За ночь житьишко вымерзнет, в углах иней, у порога куржак, пар изо рта витою струей и, кажется, что сейчас превратится он в снег и выпадет порошею на мою постелю. Но так сладко, безмятежно спать-почивать в уютной норе, похожей на беличье гайно, зарывшись с головою в одеяльце, и никакие девки-знобеи и уличные колдуньи-мореи не отыщут щелку в твою укромину.
Мать не дает понежиться, подтыкивает да окрикивает, ей недоело каждый раз переступать через меня, творя вековечную обрядню. «Век бы из постели не вылезал, – невольно прижаливаешь себя, тянешь время, хотя лежать уже надоело. – И чего такую рань вставать? Такой долгий день впереди.»
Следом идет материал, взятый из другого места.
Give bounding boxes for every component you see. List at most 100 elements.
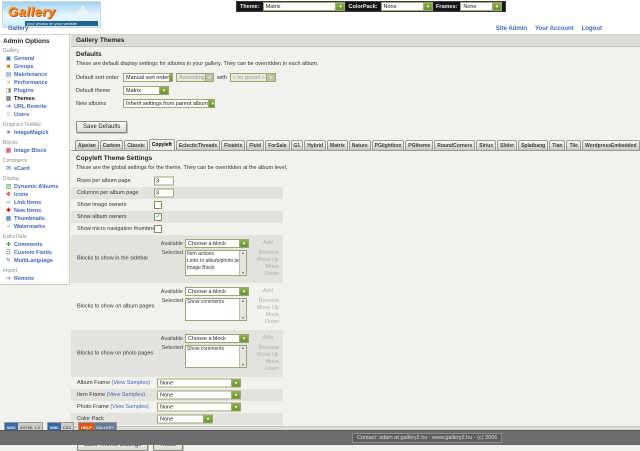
selected-blocks-listbox[interactable]: Show comments ▲ ▼ (185, 298, 247, 321)
sidebar-item[interactable]: » Performance (3, 79, 69, 87)
sidebar-item[interactable]: ★ ImageMagick (3, 129, 69, 137)
chevron-down-icon[interactable]: ▾ (159, 87, 168, 94)
sidebar-item[interactable]: ⇧ Upload Applet (3, 283, 69, 285)
sidebar-item[interactable]: ➔ URL Rewrite (3, 103, 69, 111)
sidebar-item[interactable]: Commerce (3, 157, 69, 165)
cols-per-page-input[interactable] (154, 188, 174, 198)
new-albums-select[interactable]: Inherit settings from parent album ▾ (123, 99, 215, 108)
theme-tab[interactable]: WordpressEmbedded (581, 140, 640, 150)
chevron-down-icon[interactable]: ▾ (239, 335, 248, 342)
sidebar-item[interactable]: ▤ Maintenance (3, 71, 69, 79)
theme-tab[interactable]: Fluid (246, 140, 265, 150)
theme-tab[interactable]: PGtheme (405, 140, 434, 150)
sidebar-item[interactable]: ✱ New Items (3, 207, 69, 215)
logout-link[interactable]: Logout (581, 26, 602, 32)
list-item[interactable]: Show comments (187, 299, 224, 305)
remove-button[interactable]: Remove (258, 250, 279, 256)
add-button[interactable]: Add (263, 240, 273, 246)
chevron-down-icon[interactable]: ▾ (239, 240, 248, 247)
move-down-button[interactable]: Move Down (264, 359, 279, 372)
sidebar-item[interactable]: ✎ MultiLanguage (3, 257, 69, 265)
theme-tab[interactable]: PGlightbox (371, 140, 405, 150)
selected-blocks-listbox[interactable]: Item actions Links to album/photo peers Im… (185, 250, 247, 276)
sidebar-item[interactable]: ≈ Watermarks (3, 223, 69, 231)
scrollbar[interactable]: ▲ ▼ (239, 299, 246, 320)
show-album-owners-checkbox[interactable] (154, 213, 162, 221)
theme-tab[interactable]: Slider (497, 140, 518, 150)
save-defaults-button[interactable]: Save Defaults (76, 121, 128, 133)
choose-block-select[interactable]: Choose a block ▾ (185, 287, 249, 296)
scrollbar[interactable]: ▲ ▼ (239, 346, 246, 367)
sidebar-item[interactable]: ✉ eCard (3, 165, 69, 173)
site-admin-link[interactable]: Site Admin (495, 26, 527, 32)
item-frame-samples-link[interactable]: (View Samples) (106, 392, 146, 398)
sidebar-item[interactable]: Gallery (3, 47, 69, 55)
album-frame-select[interactable]: None ▾ (157, 378, 241, 388)
choose-block-select[interactable]: Choose a block ▾ (185, 334, 249, 343)
theme-tab[interactable]: G1 (290, 140, 304, 150)
theme-tab[interactable]: Tile (566, 140, 581, 150)
photo-frame-samples-link[interactable]: (View Samples) (110, 404, 149, 410)
sidebar-item[interactable]: Blocks (3, 139, 69, 147)
sidebar-item[interactable]: ☰ Custom Fields (3, 249, 69, 257)
theme-tab[interactable]: EclecticThreads (175, 140, 221, 150)
add-button[interactable]: Add (263, 288, 273, 294)
theme-tab[interactable]: ForSale (265, 140, 290, 150)
chevron-down-icon[interactable]: ▾ (231, 379, 240, 387)
scrollbar[interactable]: ▲ ▼ (239, 251, 246, 275)
theme-tab[interactable]: Matrix (327, 140, 348, 150)
sidebar-item[interactable]: ▦ Themes (3, 95, 69, 103)
sidebar-item[interactable]: ➔ Remote (3, 275, 69, 283)
sidebar-item[interactable]: Extra Data (3, 233, 69, 241)
chevron-down-icon[interactable]: ▾ (239, 288, 248, 295)
sidebar-item[interactable]: Import (3, 267, 69, 275)
sidebar-item[interactable]: ☻ Groups (3, 63, 69, 71)
list-item[interactable]: Links to album/photo peers (187, 258, 246, 264)
list-item[interactable]: Show comments (187, 346, 224, 352)
color-pack-select[interactable]: None ▾ (157, 414, 213, 424)
chevron-down-icon[interactable]: ▾ (231, 391, 240, 399)
micro-nav-checkbox[interactable] (154, 225, 162, 233)
theme-tab[interactable]: Siriux (476, 140, 497, 150)
list-item[interactable]: Image Block (187, 265, 215, 271)
gallery-logo[interactable]: Gallery your photos on your website (2, 1, 101, 28)
chevron-down-icon[interactable]: ▾ (231, 403, 240, 411)
chevron-down-icon[interactable]: ▾ (207, 100, 214, 107)
move-down-button[interactable]: Move Down (264, 312, 279, 325)
sidebar-item[interactable]: ❖ Icons (3, 191, 69, 199)
theme-tab[interactable]: Floatrix (221, 140, 246, 150)
theme-tab[interactable]: RoundCorners (434, 140, 476, 150)
sidebar-item[interactable]: ▦ Thumbnails (3, 215, 69, 223)
rows-per-page-input[interactable] (154, 176, 174, 186)
show-image-owners-checkbox[interactable] (154, 201, 162, 209)
theme-tab[interactable]: Tian (549, 140, 566, 150)
album-frame-samples-link[interactable]: (View Samples) (111, 380, 150, 386)
sidebar-item[interactable]: ▣ General (3, 55, 69, 63)
move-up-button[interactable]: Move Up (256, 257, 279, 263)
sidebar-item[interactable]: ◨ Plugins (3, 87, 69, 95)
sidebar-item[interactable]: ☺ Users (3, 111, 69, 119)
chevron-down-icon[interactable]: ▾ (422, 3, 432, 10)
chevron-down-icon[interactable]: ▾ (203, 415, 212, 423)
chevron-down-icon[interactable]: ▾ (169, 74, 172, 81)
theme-tab[interactable]: Splatbang (518, 140, 549, 150)
move-down-button[interactable]: Move Down (264, 264, 279, 277)
sort-order-select[interactable]: Manual sort order ▾ (123, 73, 173, 82)
chevron-down-icon[interactable]: ▾ (335, 3, 345, 10)
theme-tab[interactable]: Hybrid (304, 140, 327, 150)
sidebar-item[interactable]: Graphics Toolkits (3, 121, 69, 129)
remove-button[interactable]: Remove (258, 298, 279, 304)
colorpack-select[interactable]: None ▾ (380, 2, 433, 11)
theme-select[interactable]: Matrix ▾ (262, 2, 346, 11)
choose-block-select[interactable]: Choose a block ▾ (185, 239, 249, 248)
theme-tab[interactable]: Copyleft (148, 139, 175, 150)
your-account-link[interactable]: Your Account (535, 26, 574, 32)
sidebar-item[interactable]: ✚ Comments (3, 241, 69, 249)
move-up-button[interactable]: Move Up (256, 305, 279, 311)
sidebar-item[interactable]: ∞ Link Items (3, 199, 69, 207)
default-theme-select[interactable]: Matrix ▾ (123, 86, 169, 95)
list-item[interactable]: Item actions (187, 251, 214, 257)
sidebar-item[interactable]: ▧ Dynamic Albums (3, 183, 69, 191)
breadcrumb[interactable]: Gallery (8, 26, 29, 32)
sidebar-item[interactable]: ▦ Image Block (3, 147, 69, 155)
На улице ещё не развиднелось. Иль морозные узоры на стеклах не пускают света? Печка потрескивает, погуживает яростным пламенем, выскакивая из дверки, на полу приплясывают огняные белки, дразнятся, подбираются к моим пяткам, хотят общелкать мои сладенькие мосолики. Заскворчала на сковороде картошка, в комнате запахло ествяным духом. Я невольно подбираю ноги в коленках, готовый к прыжку, глаза мои посверкивают, как у мышки-норушки при виде беспризорной хлебной корочки. Мать замечает мой взгляд, немилостиво сдергивает покровец. «Хватит, належался. Ешьте и ступайте с Геней за водой», – шепчет строго, боится разбудить маленького.
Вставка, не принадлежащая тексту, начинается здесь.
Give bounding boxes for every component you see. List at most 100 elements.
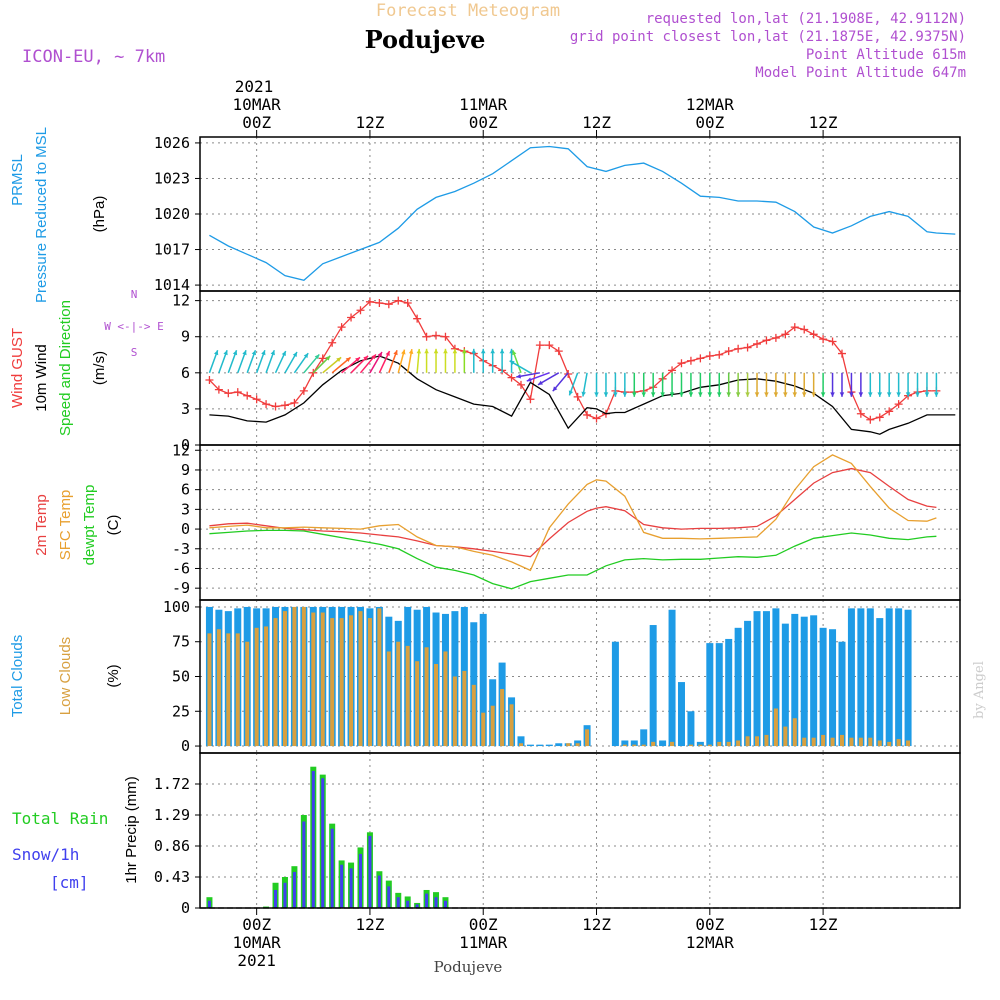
clouds-bar-low-clouds (396, 641, 401, 747)
gust-marker (309, 368, 318, 377)
gust-marker (252, 395, 261, 404)
gust-marker (403, 299, 412, 308)
gust-marker (441, 332, 450, 341)
bottom-time-label: 12Z (582, 915, 611, 934)
bottom-time-label: 11MAR (459, 933, 508, 952)
wind-arrowhead (934, 392, 939, 397)
clouds-bar-low-clouds (698, 744, 703, 747)
model-altitude: Model Point Altitude 647m (755, 65, 966, 81)
wind-arrowhead (801, 392, 807, 397)
gust-marker (781, 330, 790, 339)
precip-bar-snow-1h (406, 900, 410, 908)
gust-marker (262, 400, 271, 409)
2m-temp-line (209, 467, 937, 558)
clouds-bar-low-clouds (792, 718, 797, 747)
bottom-time-label: 12Z (355, 915, 384, 934)
gust-marker (583, 410, 592, 419)
wind-arrowhead (213, 350, 219, 356)
wind-arrowhead (223, 350, 228, 356)
clouds-bar-total-clouds (866, 608, 874, 747)
clouds-bar-low-clouds (386, 651, 391, 747)
clouds-bar-low-clouds (235, 633, 240, 747)
bottom-time-label: 00Z (242, 915, 271, 934)
wind-arrowhead (698, 392, 703, 397)
top-time-label: 00Z (695, 113, 724, 132)
clouds-bar-total-clouds (687, 711, 695, 747)
gust-marker (686, 356, 695, 365)
gust-marker (564, 370, 573, 379)
cloud-name2: Low Clouds (57, 637, 74, 715)
wind-arrowhead (363, 355, 369, 361)
wind-arrowhead (251, 350, 257, 356)
clouds-bar-low-clouds (226, 633, 231, 747)
y-tick-label: -3 (172, 540, 190, 558)
precip-bar-snow-1h (349, 868, 353, 908)
clouds-bar-low-clouds (896, 739, 901, 747)
clouds-bar-total-clouds (876, 618, 884, 747)
clouds-bar-low-clouds (452, 676, 457, 747)
gust-marker (545, 341, 554, 350)
clouds-bar-low-clouds (906, 740, 911, 747)
clouds-bar-total-clouds (630, 740, 638, 747)
clouds-bar-total-clouds (659, 740, 667, 747)
precip-bar-snow-1h (396, 897, 400, 908)
bottom-time-label: 00Z (469, 915, 498, 934)
top-time-label: 11MAR (459, 95, 508, 114)
precip-labels: Total Rain Snow/1h [cm] 1hr Precip (mm) (12, 776, 140, 892)
wind-arrowhead (499, 348, 505, 354)
clouds-bar-low-clouds (717, 741, 722, 747)
precip-bar-snow-1h (274, 889, 278, 908)
wind-arrowhead (516, 373, 522, 379)
clouds-bar-total-clouds (800, 616, 808, 747)
precip-bar-snow-1h (434, 897, 438, 908)
wind-arrowhead (726, 392, 731, 397)
clouds-bar-low-clouds (877, 740, 882, 747)
clouds-bar-low-clouds (688, 744, 693, 747)
wind-arrowhead (371, 354, 376, 360)
pressure-name2: Pressure Reduced to MSL (33, 127, 50, 303)
gust-marker (280, 401, 289, 410)
y-tick-label: 1020 (154, 205, 190, 223)
wind-arrowhead (745, 392, 750, 397)
clouds-bar-total-clouds (668, 609, 676, 747)
y-tick-label: 50 (172, 668, 190, 686)
wind-arrowhead (433, 348, 439, 354)
wind-arrowhead (660, 392, 665, 397)
y-tick-label: 0 (181, 737, 190, 755)
precip-bar-snow-1h (283, 882, 287, 908)
wind-arrowhead (345, 357, 351, 362)
clouds-bar-total-clouds (555, 743, 563, 747)
clouds-bar-low-clouds (490, 705, 495, 747)
clouds-bar-low-clouds (292, 606, 297, 747)
gust-marker (885, 407, 894, 416)
wind-arrowhead (581, 391, 586, 397)
clouds-bar-low-clouds (471, 684, 476, 747)
y-tick-label: 0 (181, 520, 190, 538)
clouds-bar-low-clouds (518, 743, 523, 747)
clouds-bar-low-clouds (651, 741, 656, 747)
clouds-bar-low-clouds (245, 641, 250, 747)
clouds-bar-low-clouds (585, 729, 590, 747)
clouds-bar-low-clouds (839, 734, 844, 747)
wind-arrowhead (462, 348, 467, 354)
clouds-bar-total-clouds (904, 609, 912, 747)
clouds-bar-total-clouds (819, 627, 827, 747)
clouds-bar-low-clouds (415, 661, 420, 747)
wind-arrowhead (512, 350, 517, 356)
wind-arrowhead (830, 392, 835, 397)
clouds-bar-total-clouds (706, 643, 714, 747)
wind-arrowhead (811, 392, 816, 397)
gust-marker (734, 344, 743, 353)
precip-bar-snow-1h (330, 828, 334, 908)
clouds-bar-total-clouds (725, 638, 733, 747)
gust-marker (715, 350, 724, 359)
temp-unit: (C) (105, 515, 122, 536)
clouds-bar-total-clouds (829, 629, 837, 747)
gust-marker (337, 323, 346, 332)
gust-marker (214, 385, 223, 394)
clouds-bar-low-clouds (821, 734, 826, 747)
wind-arrowhead (877, 392, 883, 397)
wind-arrowhead (416, 348, 422, 354)
wind-arrowhead (783, 392, 788, 397)
gust-marker (724, 347, 733, 356)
Вскакиваю. Пол ледяной, бегу к печуре за валенками. Сквозь рубашонку все тощее тельце туго обнимает стужею. Для близиру, чтобы лишний раз не гневить мать, плещу на лицо студеной водою, вернее, мокрым пальцем ковыряю в глазах. Какой это дурак придумал, что надо по утрам умываться и чистить зубы? Глупости все это, от нечего делать. Так можно все лицо истереть, дырьев наделать. Вон, медведь никогда не моется, а какой силы.
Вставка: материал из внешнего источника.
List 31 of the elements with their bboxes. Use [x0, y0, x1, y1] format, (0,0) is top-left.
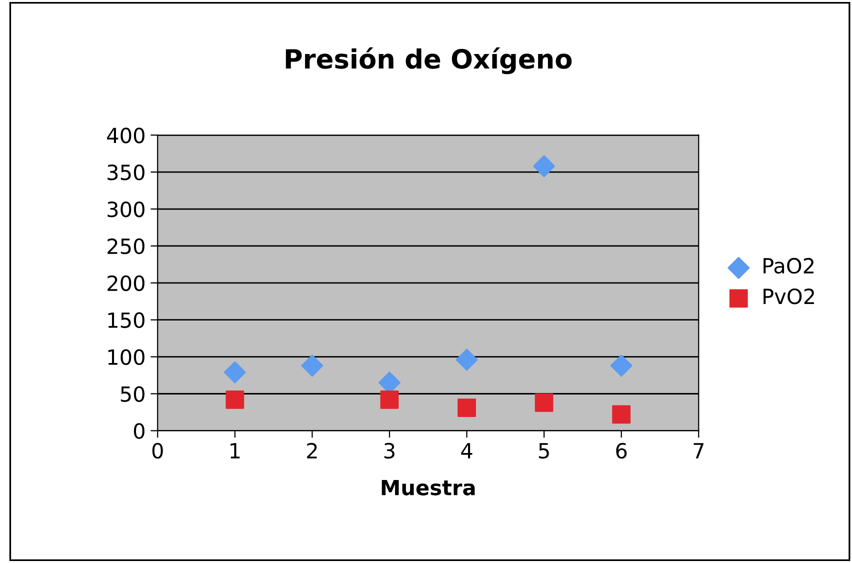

На столе покипливает самовар. Словно бы и не приключалось с ним беды; правда, краник слегка покривился и, как прежде, покапливает из него в подставленную черепушку. На камфорке красуется чайник со щербатым носиком. Ждет на сковороде жареная на маргуселине картошка. Я люблю намазать на ржаной ломоть маргуселина и посыпать сольцой. Жир со странным названием, приплывший в Мезень, говорят, из жарких стран, откуда-то с Африки; он рыхловат, вязок, видом смахивает на вазелин и имеет странный нездешний запашок. В магазине продавщица ковыряет маргуселин деревянной лопаткой из огромной бочки-сельдянки, стоящей в углу. Рядом стоит такая же бочка удивительно вкусного повидла, смахивающего на солидол.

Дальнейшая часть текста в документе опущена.